This project concerns a number of topics in mathematics and physics as well as at the interplay between these fields. The overarching aim of these topics is to push forward our knowledge in mathematics as well as in physics. In particular, this involves geometric analysis and nonlinear partial differential equations (PDE) with a focus on the Einstein equations in general relativity. The new insights and methods from this project will also be important to solve other structurally similar PDE, some of which are central to models in science and technology. One main branch of the PI's research concerns the Einstein equations linking the physical content of our universe to geometry, thus they give the physical laws a geometric structure. These equations are at the heart of the theory of general relativity, which governs the physics of our universe in the large. Exploring these equations will lead to a better understanding of the universe as a whole and of isolated systems such as galaxies, binary black holes or binary neutron stars. The observation of gravitational waves by the advanced LIGO (aLIGO) project in 2015 marked the beginning of a new era where information from distant regions of our universe is decoded directly from the universe itself (rather than from electromagnetic waves like for instance light in telescopes). More than ever, synergies between mathematics, in particular analysis of PDE and geometry, physics and astrophysics are needed to unravel the new structures. The PI will build on her results to develop new methods to achieve these goals. Through the educational component of this project, the PI's research will also have direct impact in a wider sense via teaching and outreach activities. The PI will train students and postdocs in these fields, and through broad outreach activities reach members of the public including underrepresented groups. The PI will also communicate her results through publications, conferences and the internet.

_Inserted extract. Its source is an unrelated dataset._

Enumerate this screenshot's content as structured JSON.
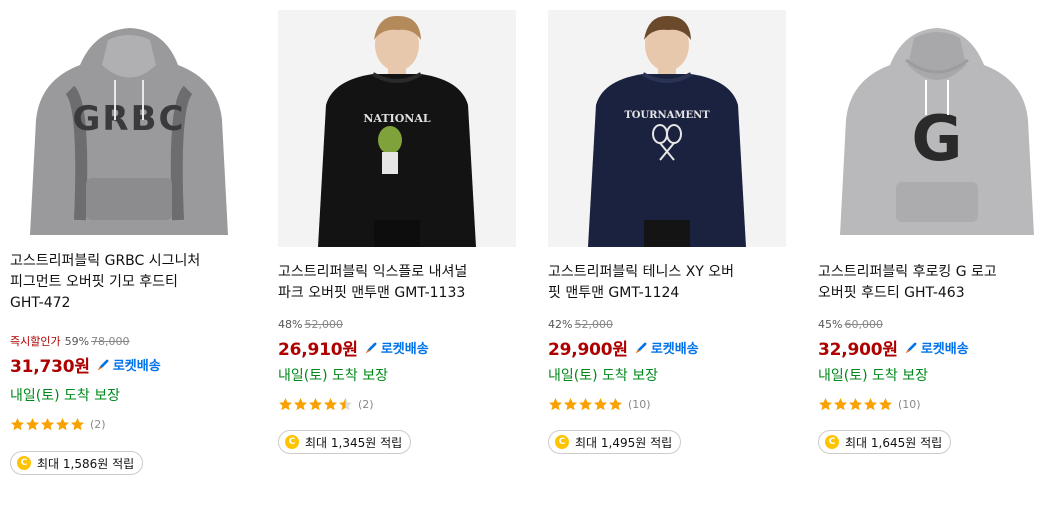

The PI will develop and explore new mathematical methods to investigate the Einstein equations and other nonlinear PDE describing physical phenomena. In particular, the PI proposes to study: (1) the Cauchy problem for the Einstein equations focussing on spacetimes with radiation; (2) the mathematics of gravitational waves and their memory effect (a permanent change of the spacetime showing as a permanent displacement of test masses in a detector like aLIGO) in general relativity, as well as analogs of memory in other physical theories; and (3) Euler equations and other PDE per se and their coupling to the Einstein equations. Whereas all these topics center around a purely mathematical (geometric-analytic) treatment, each one of them will produce results that can be directly applied in physics experiments. Parts of the suggested research will continue the PI's former work linking her mathematical insights to experiments (aLIGO in particular). It is expected that the gravitational wave memory effect will be measured in the near future. These new projects will partially build on the PI's and collaborators' recent results and methods but will also require new ideas and approaches. The PI and D. Garfinkle derived two analogs of memory in electromagnetism, thus for the first time outside of general relativity. The PI and collaborators will continue their research to complete the understanding of memory in general relativity, and to extend their research to other physical theories (e.g., quantum electrodynamics). The PI will connect this line of research with her other project about the global Cauchy problem, and she will study other PDE with geometric-analytic methods. Moreover, solutions of the Einstein equations coupled to other PDE will be investigated for general situations, including asymptotically flat as well as cosmological spacetimes, and thereby interesting local and global structures are expected to be found.Â
This award reflects NSF's statutory mission and has been deemed worthy of support through evaluation using the Foundation's intellectual merit and broader impacts review criteria.